TINY BEAUTIFUL THINGS


A friend of mine, Dr. Joy Browne, who died suddenly this past year, was a psychiatrist who held forth on radio, and for a stretch on TV, answering inquiries from listeners seeking help. Her advice usually seemed to be solid and based on her values as applied to other people’s problems. I thought of her anew on watching the revival of “Tiny Beautiful Things,” Nia Vardalos’s stage adaptation based on the book by Cheryl Strayed and conceived by Marshall Heyman, Thomas Kail and Vardalos.

With a compelling stage presence, Vardalos portrays Sugar, the correspondence name for the mother of two who takes on the challenge and responsibility for becoming an advice counselor via computer. There is no pay and she has no professional qualification for this, other than being a writer, but Sugar is filled with good will and good sense as we see her fielding questions in the setting of her home, convincingly designed by Rachel Hauck.

A cast of three, Teddy Cañez, Hubert Point-Du Jour and Natalie Woolams-Torres, represent the assorted questioners by voicing their inquiries, and Kail, also the director, keeps them in motion a good deal so the play doesn’t become static.

What’s different about Sugar is that she not only advises, but explores her own feelings and problems with those with whom she corresponds.
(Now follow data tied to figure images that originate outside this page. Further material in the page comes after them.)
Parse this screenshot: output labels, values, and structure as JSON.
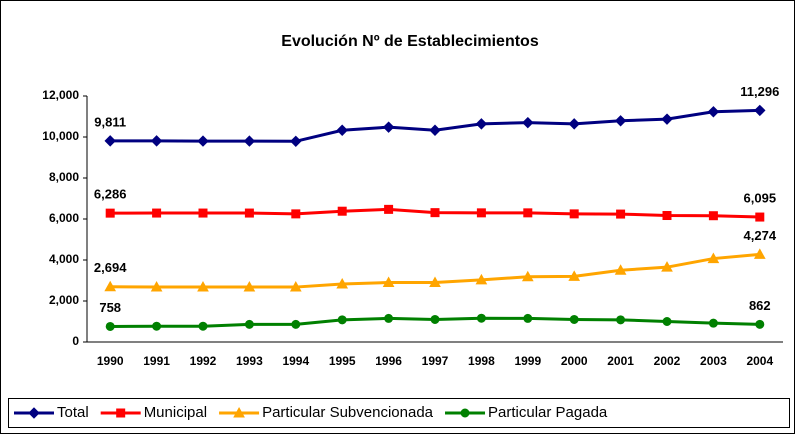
{
  "chart_data": {
    "type": "line",
    "title": "Evolución Nº de Establecimientos",
    "categories": [
      "1990",
      "1991",
      "1992",
      "1993",
      "1994",
      "1995",
      "1996",
      "1997",
      "1998",
      "1999",
      "2000",
      "2001",
      "2002",
      "2003",
      "2004"
    ],
    "series": [
      {
        "name": "Total",
        "color": "#000080",
        "marker": "diamond",
        "values": [
          9811,
          9811,
          9800,
          9800,
          9790,
          10330,
          10480,
          10330,
          10640,
          10700,
          10640,
          10790,
          10870,
          11230,
          11296
        ],
        "value_labels": [
          "9,811",
          null,
          null,
          null,
          null,
          null,
          null,
          null,
          null,
          null,
          null,
          null,
          null,
          null,
          "11,296"
        ]
      },
      {
        "name": "Municipal",
        "color": "#ff0000",
        "marker": "square",
        "values": [
          6286,
          6290,
          6290,
          6290,
          6250,
          6380,
          6470,
          6310,
          6300,
          6300,
          6250,
          6240,
          6170,
          6160,
          6095
        ],
        "value_labels": [
          "6,286",
          null,
          null,
          null,
          null,
          null,
          null,
          null,
          null,
          null,
          null,
          null,
          null,
          null,
          "6,095"
        ]
      },
      {
        "name": "Particular Subvencionada",
        "color": "#ffa500",
        "marker": "triangle",
        "values": [
          2694,
          2680,
          2680,
          2680,
          2680,
          2830,
          2900,
          2900,
          3030,
          3180,
          3200,
          3500,
          3650,
          4070,
          4274
        ],
        "value_labels": [
          "2,694",
          null,
          null,
          null,
          null,
          null,
          null,
          null,
          null,
          null,
          null,
          null,
          null,
          null,
          "4,274"
        ]
      },
      {
        "name": "Particular Pagada",
        "color": "#008000",
        "marker": "circle",
        "values": [
          758,
          770,
          770,
          860,
          860,
          1080,
          1150,
          1100,
          1160,
          1150,
          1100,
          1080,
          1000,
          920,
          862
        ],
        "value_labels": [
          "758",
          null,
          null,
          null,
          null,
          null,
          null,
          null,
          null,
          null,
          null,
          null,
          null,
          null,
          "862"
        ]
      }
    ],
    "ylim": [
      0,
      12000
    ],
    "yticks": [
      0,
      {
        "value": 2000,
        "label": "2,000"
      },
      {
        "value": 4000,
        "label": "4,000"
      },
      {
        "value": 6000,
        "label": "6,000"
      },
      {
        "value": 8000,
        "label": "8,000"
      },
      {
        "value": 10000,
        "label": "10,000"
      },
      {
        "value": 12000,
        "label": "12,000"
      }
    ],
    "legend": "bottom"
  }
}
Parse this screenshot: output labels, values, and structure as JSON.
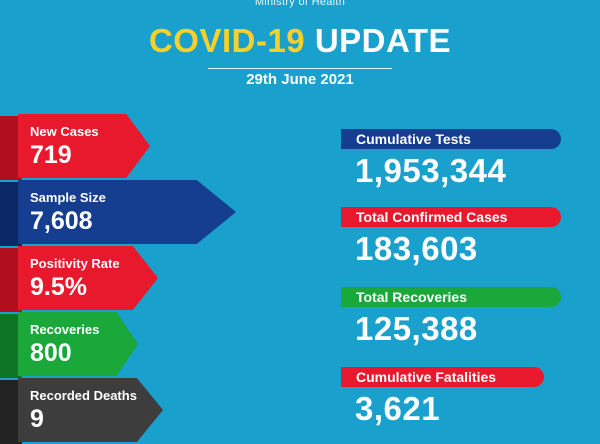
{
  "header": {
    "ministry": "Ministry of Health",
    "title_highlight": "COVID-19",
    "title_rest": "UPDATE",
    "date": "29th June 2021"
  },
  "daily": [
    {
      "label": "New Cases",
      "value": "719",
      "color": "#e8192c"
    },
    {
      "label": "Sample Size",
      "value": "7,608",
      "color": "#153e91"
    },
    {
      "label": "Positivity Rate",
      "value": "9.5%",
      "color": "#e8192c"
    },
    {
      "label": "Recoveries",
      "value": "800",
      "color": "#1aa83a"
    },
    {
      "label": "Recorded Deaths",
      "value": "9",
      "color": "#3d3d3d"
    }
  ],
  "cumulative": [
    {
      "label": "Cumulative Tests",
      "value": "1,953,344",
      "color": "#153e91"
    },
    {
      "label": "Total Confirmed Cases",
      "value": "183,603",
      "color": "#e8192c"
    },
    {
      "label": "Total Recoveries",
      "value": "125,388",
      "color": "#1aa83a"
    },
    {
      "label": "Cumulative Fatalities",
      "value": "3,621",
      "color": "#e8192c"
    }
  ]
}
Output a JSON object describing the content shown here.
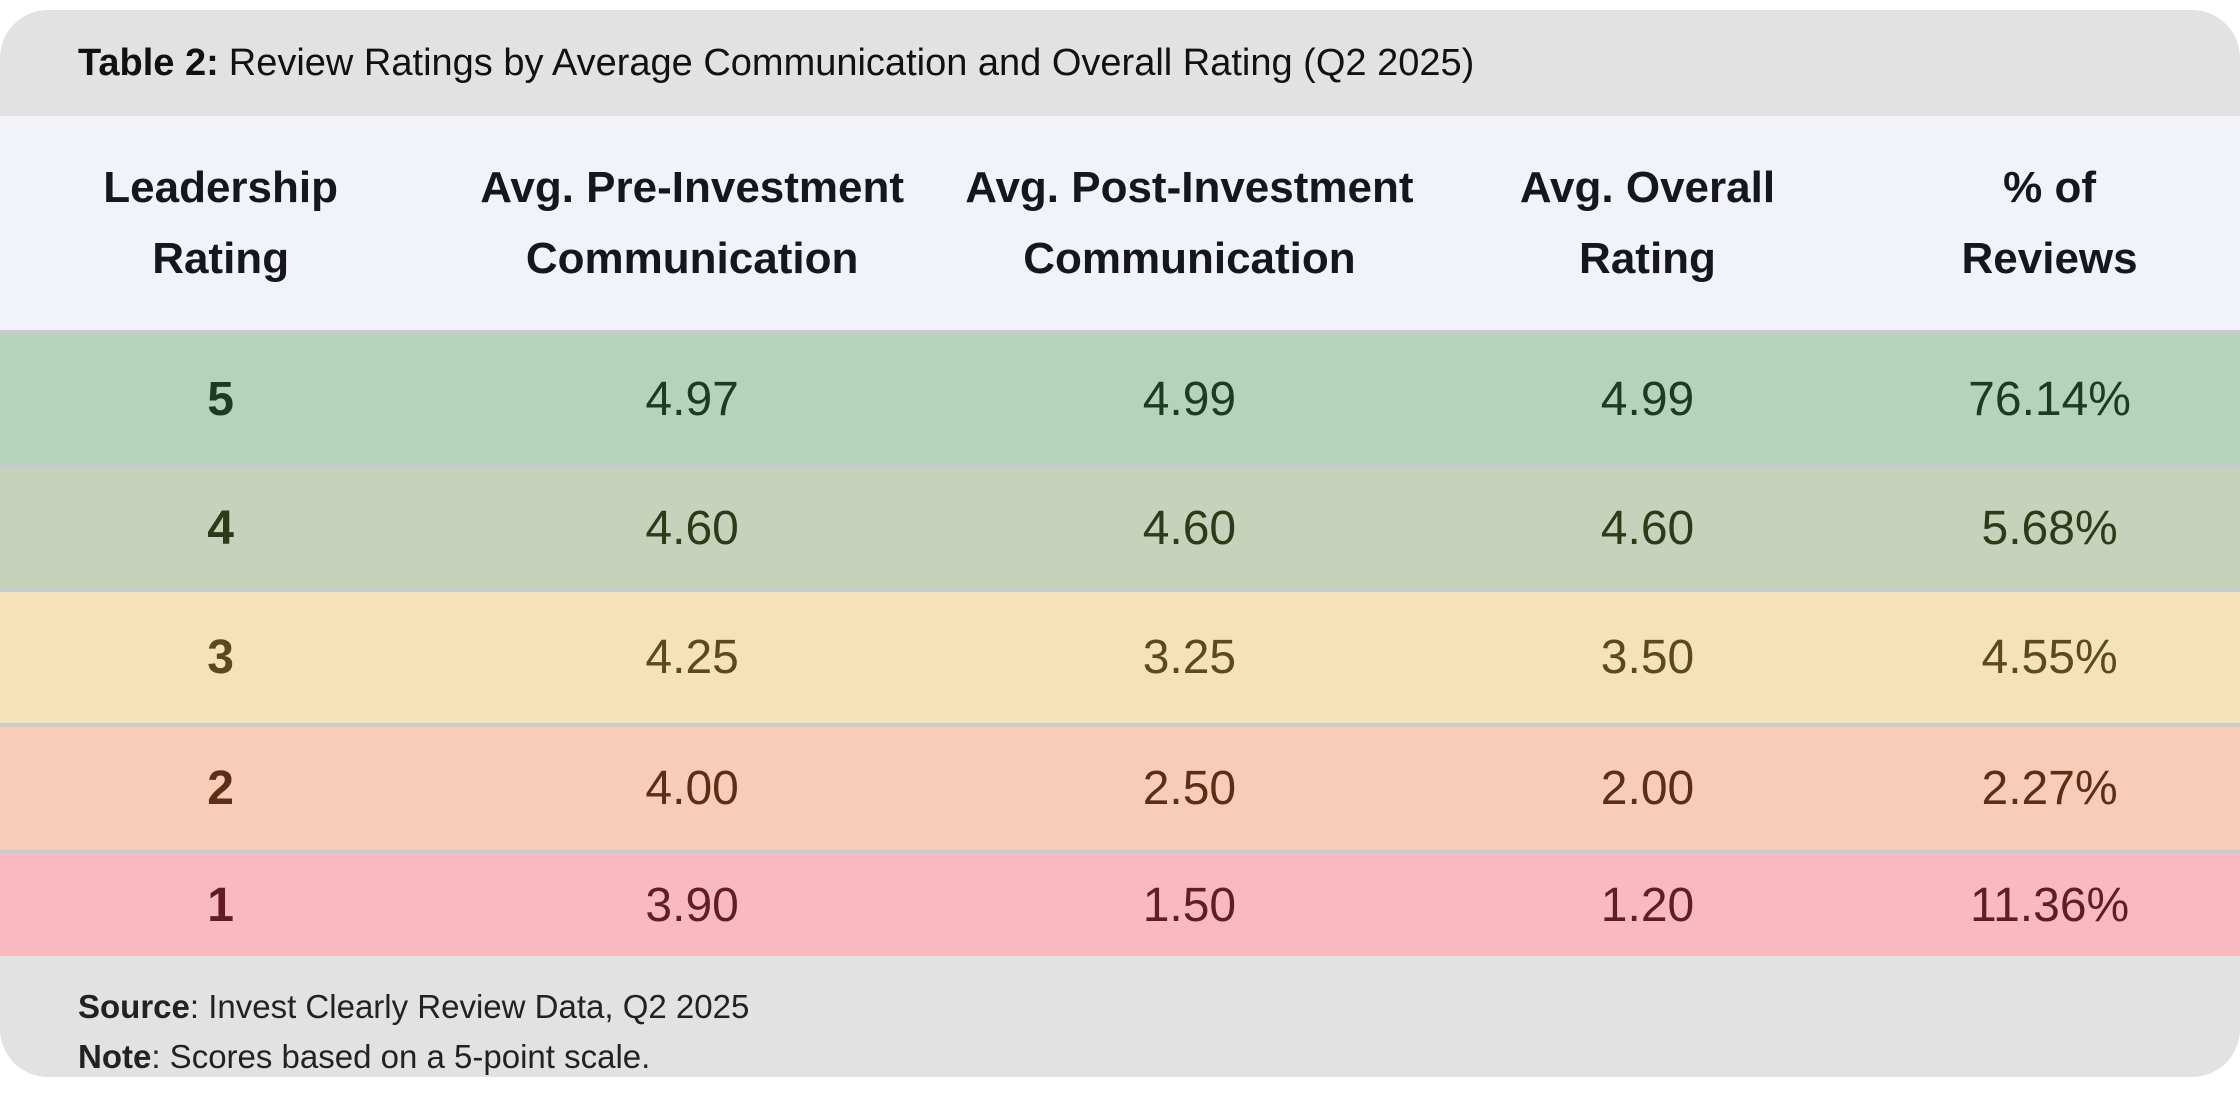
{
  "title": {
    "label": "Table 2:",
    "text": "Review Ratings by Average Communication and Overall Rating (Q2 2025)"
  },
  "table": {
    "columns": [
      "Leadership\nRating",
      "Avg. Pre-Investment\nCommunication",
      "Avg. Post-Investment\nCommunication",
      "Avg. Overall\nRating",
      "% of\nReviews"
    ],
    "rows": [
      {
        "bg": "#b5d3ba",
        "fg": "#1d3b21",
        "cells": [
          "5",
          "4.97",
          "4.99",
          "4.99",
          "76.14%"
        ]
      },
      {
        "bg": "#c6d2ba",
        "fg": "#2c3c19",
        "cells": [
          "4",
          "4.60",
          "4.60",
          "4.60",
          "5.68%"
        ]
      },
      {
        "bg": "#f5e2b8",
        "fg": "#5c491c",
        "cells": [
          "3",
          "4.25",
          "3.25",
          "3.50",
          "4.55%"
        ]
      },
      {
        "bg": "#f7cdb9",
        "fg": "#5e2d18",
        "cells": [
          "2",
          "4.00",
          "2.50",
          "2.00",
          "2.27%"
        ]
      },
      {
        "bg": "#f8b9c0",
        "fg": "#621c25",
        "cells": [
          "1",
          "3.90",
          "1.50",
          "1.20",
          "11.36%"
        ]
      }
    ]
  },
  "footer": {
    "source_label": "Source",
    "source_text": ": Invest Clearly Review Data, Q2 2025",
    "note_label": "Note",
    "note_text": ": Scores based on a 5-point scale."
  },
  "colors": {
    "title_bar_bg": "#e2e2e2",
    "header_bg": "#f2f3f9",
    "divider": "#c9cccb",
    "row_green_dark": "#b5d3ba",
    "row_green_olive": "#c6d2ba",
    "row_yellow": "#f5e2b8",
    "row_peach": "#f7cdb9",
    "row_pink": "#f8b9c0"
  },
  "chart_data": {
    "type": "table",
    "title": "Table 2: Review Ratings by Average Communication and Overall Rating (Q2 2025)",
    "columns": [
      "Leadership Rating",
      "Avg. Pre-Investment Communication",
      "Avg. Post-Investment Communication",
      "Avg. Overall Rating",
      "% of Reviews"
    ],
    "rows": [
      [
        5,
        4.97,
        4.99,
        4.99,
        "76.14%"
      ],
      [
        4,
        4.6,
        4.6,
        4.6,
        "5.68%"
      ],
      [
        3,
        4.25,
        3.25,
        3.5,
        "4.55%"
      ],
      [
        2,
        4.0,
        2.5,
        2.0,
        "2.27%"
      ],
      [
        1,
        3.9,
        1.5,
        1.2,
        "11.36%"
      ]
    ],
    "source": "Invest Clearly Review Data, Q2 2025",
    "note": "Scores based on a 5-point scale.",
    "row_color_semantics": [
      "high-green",
      "green",
      "yellow",
      "orange",
      "red"
    ]
  }
}
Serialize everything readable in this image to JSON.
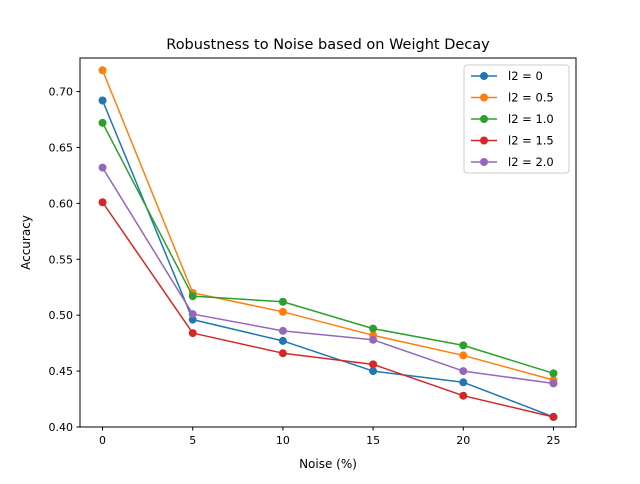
{
  "chart_data": {
    "type": "line",
    "title": "Robustness to Noise based on Weight Decay",
    "xlabel": "Noise (%)",
    "ylabel": "Accuracy",
    "x": [
      0,
      5,
      10,
      15,
      20,
      25
    ],
    "xlim": [
      -1.25,
      26.25
    ],
    "ylim": [
      0.4,
      0.73
    ],
    "xticks": [
      0,
      5,
      10,
      15,
      20,
      25
    ],
    "xtick_labels": [
      "0",
      "5",
      "10",
      "15",
      "20",
      "25"
    ],
    "yticks": [
      0.4,
      0.45,
      0.5,
      0.55,
      0.6,
      0.65,
      0.7
    ],
    "ytick_labels": [
      "0.40",
      "0.45",
      "0.50",
      "0.55",
      "0.60",
      "0.65",
      "0.70"
    ],
    "grid": false,
    "legend_position": "upper right",
    "series": [
      {
        "name": "l2 = 0",
        "color": "#1f77b4",
        "marker": "circle",
        "values": [
          0.692,
          0.496,
          0.477,
          0.45,
          0.44,
          0.409
        ]
      },
      {
        "name": "l2 = 0.5",
        "color": "#ff7f0e",
        "marker": "circle",
        "values": [
          0.719,
          0.52,
          0.503,
          0.482,
          0.464,
          0.442
        ]
      },
      {
        "name": "l2 = 1.0",
        "color": "#2ca02c",
        "marker": "circle",
        "values": [
          0.672,
          0.517,
          0.512,
          0.488,
          0.473,
          0.448
        ]
      },
      {
        "name": "l2 = 1.5",
        "color": "#d62728",
        "marker": "circle",
        "values": [
          0.601,
          0.484,
          0.466,
          0.456,
          0.428,
          0.409
        ]
      },
      {
        "name": "l2 = 2.0",
        "color": "#9467bd",
        "marker": "circle",
        "values": [
          0.632,
          0.501,
          0.486,
          0.478,
          0.45,
          0.439
        ]
      }
    ]
  }
}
That isn’t what those who dispense advice usually do. Vardalos puts plenty of feeling and sincerity into Sugar’s personal responses.

Occasionally the back and forth becomes a bit wearisome, as all of the inquiries aren’t dealing with momentous problems, but there are also significantly poignant moments. The most emotional sequence for me was the long litany of questions posed numerically and spoken with a great sense of loss by Cañez. Desperate for some sort of solace and direction for coping, the troubled man recounts how he lost his son, who was killed by a speeding driver. Still grieving, he feels that his life has been shattered. How can he go on? Sugar answers point by point with empathy and wisdom, and the tension is gripping.

Each member of an audience may relate best to discussion of situations akin to one’s own problem areas, and in the course of the play the content runs the gamut of human experience and difficulties. Sugar could really turn pro. At the Public Theater, 425 Lafayette Street. Phone: 212-539-8500. Reviewed October 4, 2017.